The points in the applicant's favour appear to be that although he has a long criminal history, most of his offences have been minor; that he is, or was thought to be, afflicted by a psychological or psychiatric problem; that he pleaded guilty; and the fact that he and his co-offender were so quickly apprehended, which suggests that the offence was of a rather amateurish kind. I think it must be conceded also in favour of Mr Wilshire that the criminal history is unusual, in that although there is a large number of offences starting nearly 20 years ago, only one previous period of imprisonment is to be found and that is a short one in 1987. This suggests that the offences that the applicant has committed have not been of a serious nature and also, perhaps, that he has had the benefit of consideration of his psychiatric or psychological difficulties. Mr Wilshire, who has made helpful and sensible submissions to us today, has urged upon us the view that he has been sufficiently punished. He points out that he still has to serve until some date in April to be eligible for parole. And that, in a number of ways, his imprisonment has adversely affected his life.
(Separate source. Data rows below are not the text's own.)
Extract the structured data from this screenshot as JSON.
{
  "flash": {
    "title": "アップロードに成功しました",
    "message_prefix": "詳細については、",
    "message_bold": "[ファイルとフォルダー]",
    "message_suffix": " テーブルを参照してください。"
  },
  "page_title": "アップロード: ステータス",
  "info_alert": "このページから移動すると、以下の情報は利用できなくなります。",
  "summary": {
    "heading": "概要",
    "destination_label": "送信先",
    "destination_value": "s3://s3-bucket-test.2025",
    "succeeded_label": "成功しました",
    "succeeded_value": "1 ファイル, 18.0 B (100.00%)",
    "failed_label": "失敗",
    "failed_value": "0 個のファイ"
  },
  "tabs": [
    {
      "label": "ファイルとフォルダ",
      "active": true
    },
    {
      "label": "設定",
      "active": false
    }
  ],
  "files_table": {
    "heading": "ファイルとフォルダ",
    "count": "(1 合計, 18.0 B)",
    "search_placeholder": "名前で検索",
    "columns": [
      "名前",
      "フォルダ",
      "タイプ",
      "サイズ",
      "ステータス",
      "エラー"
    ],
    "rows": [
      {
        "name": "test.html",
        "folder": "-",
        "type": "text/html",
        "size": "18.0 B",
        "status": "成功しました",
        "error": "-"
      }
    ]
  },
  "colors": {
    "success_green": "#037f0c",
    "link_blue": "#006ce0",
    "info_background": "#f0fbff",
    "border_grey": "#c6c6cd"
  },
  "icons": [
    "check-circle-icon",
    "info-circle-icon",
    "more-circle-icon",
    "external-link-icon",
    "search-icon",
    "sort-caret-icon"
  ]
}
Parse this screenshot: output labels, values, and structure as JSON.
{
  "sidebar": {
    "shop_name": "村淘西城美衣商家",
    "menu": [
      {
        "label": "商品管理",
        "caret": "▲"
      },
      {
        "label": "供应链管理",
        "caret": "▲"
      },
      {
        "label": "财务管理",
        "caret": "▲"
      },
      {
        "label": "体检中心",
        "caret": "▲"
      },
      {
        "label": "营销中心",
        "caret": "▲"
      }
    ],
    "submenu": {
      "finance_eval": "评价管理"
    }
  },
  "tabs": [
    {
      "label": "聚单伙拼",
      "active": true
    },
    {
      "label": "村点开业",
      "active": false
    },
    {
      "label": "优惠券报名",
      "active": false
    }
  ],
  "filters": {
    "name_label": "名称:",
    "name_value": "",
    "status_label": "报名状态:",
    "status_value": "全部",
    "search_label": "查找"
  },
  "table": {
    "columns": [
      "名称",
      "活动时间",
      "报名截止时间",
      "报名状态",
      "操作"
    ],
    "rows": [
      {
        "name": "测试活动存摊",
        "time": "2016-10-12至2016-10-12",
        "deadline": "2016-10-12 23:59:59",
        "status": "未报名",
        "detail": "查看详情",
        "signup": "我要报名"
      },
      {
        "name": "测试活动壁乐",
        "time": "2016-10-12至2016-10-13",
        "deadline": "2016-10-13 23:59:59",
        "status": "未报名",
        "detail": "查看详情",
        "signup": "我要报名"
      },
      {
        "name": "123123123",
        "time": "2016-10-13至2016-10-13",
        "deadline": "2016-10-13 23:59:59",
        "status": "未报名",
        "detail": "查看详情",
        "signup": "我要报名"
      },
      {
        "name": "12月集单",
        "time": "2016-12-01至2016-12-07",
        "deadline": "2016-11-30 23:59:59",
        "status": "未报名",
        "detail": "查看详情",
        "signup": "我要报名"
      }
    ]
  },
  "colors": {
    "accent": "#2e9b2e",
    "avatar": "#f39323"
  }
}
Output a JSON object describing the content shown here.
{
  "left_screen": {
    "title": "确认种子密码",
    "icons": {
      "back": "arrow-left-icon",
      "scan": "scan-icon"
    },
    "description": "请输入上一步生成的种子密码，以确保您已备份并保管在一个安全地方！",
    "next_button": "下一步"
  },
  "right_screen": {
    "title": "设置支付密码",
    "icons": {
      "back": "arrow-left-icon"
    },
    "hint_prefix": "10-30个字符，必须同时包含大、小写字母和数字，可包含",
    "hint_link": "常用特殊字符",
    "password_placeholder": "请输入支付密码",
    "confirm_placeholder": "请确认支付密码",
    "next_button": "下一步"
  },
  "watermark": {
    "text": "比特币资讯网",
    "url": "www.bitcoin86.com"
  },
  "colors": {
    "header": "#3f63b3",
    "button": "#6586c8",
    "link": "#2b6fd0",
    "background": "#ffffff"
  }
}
What we have to hold, however, in order to accede to Mr Wilshire's application, is that the primary judge could not properly sentence the applicant on this, the 29th occasion on which he has come before a court, to a fairly modest term of imprisonment but the primary judge had to impose a shorter sentence or a non-custodial sentence.
On the basis of what Mr Wilshire has said to us today, he seems to me to be a very genuine person, and I personally feel some sympathy for him. But it is necessary to think also of the interests of those who might perhaps be in the future victims of Mr Wilshire's tendency to offend against the criminal law. I express the hope that his genuine attempts to mend his ways will bear fruit. But it appears to me that what the judge did was not an unreasonable course, that is, to treat the case as warranting a custodial term and one of about the length which was fixed.
I would dismiss the application.
DAVIES JA: I agree.
BYRNE J: I agree.
DAVIES JA: The application is refused.